Apple co-founder Steve Wozniak said on Tuesday that he has “lost faith” that self-driving cars are going to see widespread use in the near future.
Speaking at Mastercard’s “Connecting Tomorrow” event in Barcelona, Wozniak said that he still does not believe that the artificial intelligence systems needed for self-driving vehicles would be able to cope with the realities of driving on roads alongside manually operated vehicles.
“They have to drive on human roads. If they had train tracks, [there would be] no problem at all,” he said. “I don’t believe that that sort of ‘vision intelligence’ is going to be like a human.”
As an example of where he believes self driving vehicles will struggle, Wozniak pointed to the possibility of impromptu signs being put up by police near roads.

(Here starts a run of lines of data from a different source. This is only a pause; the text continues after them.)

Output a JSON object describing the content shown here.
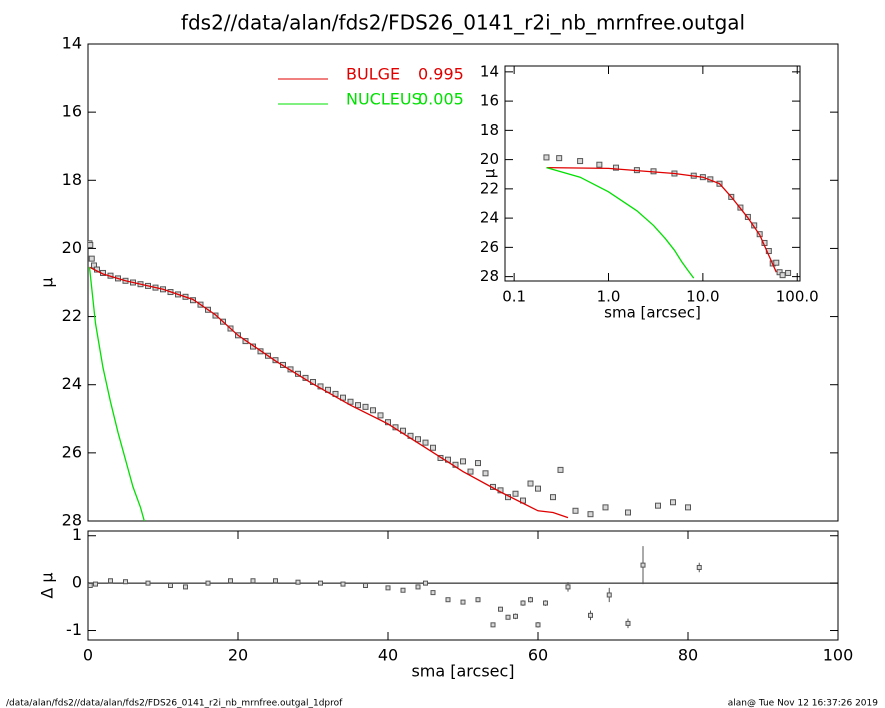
{
  "title": "fds2//data/alan/fds2/FDS26_0141_r2i_nb_mrnfree.outgal",
  "footer_left": "/data/alan/fds2//data/alan/fds2/FDS26_0141_r2i_nb_mrnfree.outgal_1dprof",
  "footer_right": "alan@  Tue Nov 12 16:37:26 2019",
  "chart_data": [
    {
      "type": "profile",
      "ylabel": "μ",
      "xlim": [
        0,
        100
      ],
      "ylim": [
        28,
        14
      ],
      "yticks": [
        14,
        16,
        18,
        20,
        22,
        24,
        26,
        28
      ],
      "legend": "upper center",
      "series": [
        {
          "style": "markers",
          "color": "#555555",
          "x": [
            0.2,
            0.3,
            0.5,
            0.8,
            1.2,
            2,
            3,
            4,
            5,
            6,
            7,
            8,
            9,
            10,
            11,
            12,
            13,
            14,
            15,
            16,
            17,
            18,
            19,
            20,
            21,
            22,
            23,
            24,
            25,
            26,
            27,
            28,
            29,
            30,
            31,
            32,
            33,
            34,
            35,
            36,
            37,
            38,
            39,
            40,
            41,
            42,
            43,
            44,
            45,
            46,
            47,
            48,
            49,
            50,
            51,
            52,
            53,
            54,
            55,
            56,
            57,
            58,
            59,
            60,
            62,
            63,
            65,
            67,
            69,
            72,
            76,
            78,
            80
          ],
          "values": [
            19.85,
            19.9,
            20.3,
            20.5,
            20.62,
            20.72,
            20.8,
            20.88,
            20.95,
            21.0,
            21.05,
            21.1,
            21.15,
            21.2,
            21.28,
            21.35,
            21.42,
            21.52,
            21.65,
            21.8,
            21.97,
            22.15,
            22.35,
            22.55,
            22.72,
            22.88,
            23.02,
            23.15,
            23.28,
            23.42,
            23.55,
            23.68,
            23.8,
            23.92,
            24.05,
            24.15,
            24.27,
            24.38,
            24.5,
            24.6,
            24.65,
            24.75,
            24.9,
            25.1,
            25.25,
            25.35,
            25.5,
            25.6,
            25.7,
            25.85,
            26.15,
            26.2,
            26.35,
            26.25,
            26.55,
            26.3,
            26.6,
            27.0,
            27.1,
            27.3,
            27.2,
            27.4,
            26.9,
            27.05,
            27.3,
            26.5,
            27.7,
            27.8,
            27.6,
            27.75,
            27.55,
            27.45,
            27.6
          ]
        },
        {
          "name": "BULGE",
          "fraction": 0.995,
          "style": "line",
          "color": "#e00000",
          "x": [
            0.2,
            2,
            5,
            10,
            14,
            17,
            20,
            25,
            30,
            35,
            40,
            45,
            50,
            55,
            60,
            62,
            64
          ],
          "values": [
            20.55,
            20.75,
            20.95,
            21.2,
            21.5,
            21.95,
            22.55,
            23.3,
            23.98,
            24.6,
            25.15,
            25.85,
            26.55,
            27.15,
            27.7,
            27.75,
            27.9
          ]
        },
        {
          "name": "NUCLEUS",
          "fraction": 0.005,
          "style": "line",
          "color": "#00e000",
          "x": [
            0.2,
            1,
            2,
            3,
            4,
            5,
            6,
            7,
            7.5
          ],
          "values": [
            20.55,
            22.2,
            23.5,
            24.5,
            25.4,
            26.2,
            27.0,
            27.6,
            28.0
          ]
        }
      ]
    },
    {
      "type": "residual",
      "ylabel": "Δ μ",
      "xlabel": "sma [arcsec]",
      "xlim": [
        0,
        100
      ],
      "ylim": [
        -1.2,
        1.1
      ],
      "xticks": [
        0,
        20,
        40,
        60,
        80,
        100
      ],
      "yticks": [
        -1,
        0,
        1
      ],
      "series": [
        {
          "style": "errorbars",
          "color": "#555555",
          "x": [
            0.3,
            1,
            3,
            5,
            8,
            11,
            13,
            16,
            19,
            22,
            25,
            28,
            31,
            34,
            37,
            40,
            42,
            44,
            45,
            46,
            48,
            50,
            52,
            54,
            55,
            56,
            57,
            58,
            59,
            60,
            61,
            64,
            67,
            69.5,
            72,
            74,
            81.5
          ],
          "values": [
            -0.05,
            -0.02,
            0.05,
            0.03,
            0.0,
            -0.05,
            -0.08,
            0.0,
            0.05,
            0.05,
            0.05,
            0.02,
            0.0,
            -0.02,
            -0.05,
            -0.1,
            -0.15,
            -0.08,
            0.0,
            -0.2,
            -0.35,
            -0.4,
            -0.35,
            -0.88,
            -0.55,
            -0.72,
            -0.7,
            -0.42,
            -0.35,
            -0.88,
            -0.42,
            -0.08,
            -0.68,
            -0.25,
            -0.85,
            0.38,
            0.33
          ],
          "errors": [
            0.02,
            0.02,
            0.02,
            0.02,
            0.02,
            0.02,
            0.02,
            0.02,
            0.02,
            0.02,
            0.02,
            0.02,
            0.02,
            0.02,
            0.02,
            0.03,
            0.03,
            0.03,
            0.03,
            0.03,
            0.04,
            0.04,
            0.05,
            0.05,
            0.05,
            0.05,
            0.06,
            0.06,
            0.06,
            0.06,
            0.06,
            0.1,
            0.1,
            0.15,
            0.1,
            0.4,
            0.1
          ]
        }
      ]
    },
    {
      "type": "profile",
      "ylabel": "μ",
      "xlabel": "sma [arcsec]",
      "xscale": "log",
      "xlim": [
        0.08,
        107
      ],
      "ylim": [
        28.3,
        13.6
      ],
      "xticks": [
        {
          "value": 0.1,
          "label": "0.1"
        },
        {
          "value": 1,
          "label": "1.0"
        },
        {
          "value": 10,
          "label": "10.0"
        },
        {
          "value": 100,
          "label": "100.0"
        }
      ],
      "yticks": [
        14,
        16,
        18,
        20,
        22,
        24,
        26,
        28
      ],
      "series": [
        {
          "style": "markers",
          "color": "#555555",
          "x": [
            0.22,
            0.3,
            0.5,
            0.8,
            1.2,
            2,
            3,
            5,
            8,
            10,
            12,
            15,
            20,
            25,
            30,
            35,
            40,
            45,
            50,
            55,
            60,
            65,
            70,
            80
          ],
          "values": [
            19.85,
            19.9,
            20.1,
            20.35,
            20.55,
            20.72,
            20.8,
            20.95,
            21.1,
            21.2,
            21.35,
            21.65,
            22.55,
            23.28,
            23.92,
            24.5,
            25.1,
            25.7,
            26.25,
            27.1,
            27.05,
            27.7,
            27.9,
            27.75
          ]
        },
        {
          "style": "line",
          "color": "#e00000",
          "x": [
            0.22,
            1,
            2,
            5,
            10,
            15,
            20,
            30,
            40,
            50,
            60
          ],
          "values": [
            20.55,
            20.6,
            20.75,
            20.95,
            21.2,
            21.65,
            22.55,
            23.98,
            25.15,
            26.55,
            27.7
          ]
        },
        {
          "style": "line",
          "color": "#00e000",
          "x": [
            0.22,
            0.5,
            1,
            2,
            3,
            4,
            5,
            6,
            7,
            8
          ],
          "values": [
            20.55,
            21.2,
            22.2,
            23.5,
            24.5,
            25.4,
            26.2,
            27.0,
            27.6,
            28.1
          ]
        }
      ]
    }
  ]
}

“Artificial intelligence in cars is trained to spot everything that is normal on the roads, not something abnormal,” he said. “They aren’t going to be able to read the words on signs and know what they mean. I’ve really given up.”
Around the world, a number of companies and governments have begun experimenting with and testing a variety of self-driving vehicle concepts. In Dubai, for example, the Roads and Transport Authority (RTA) has announced plans to transform 25 percent of trips in the city into driverless trips by 2030.
However, plans to implement autonomous vehicles around the world were dealt a severe blow in early 2018 after a fatal incident in which an autonomous Uber vehicle in Arizona struck and killed a pedestrian, causing the company to halt its self-driving car programme.
In his remarks on Tuesday, Wozniak – who remains on Apple’s employee list despite leaving day-to-day work there in 1985 – said that for a time he thought that “Apple would be the company that makes a car without a steering wheel, back when I thought such a thing was really going to happen.”
“Then Apple supposedly gave up the hardware…to develop the software to self drive cars,” he said. “Apple gave that up.”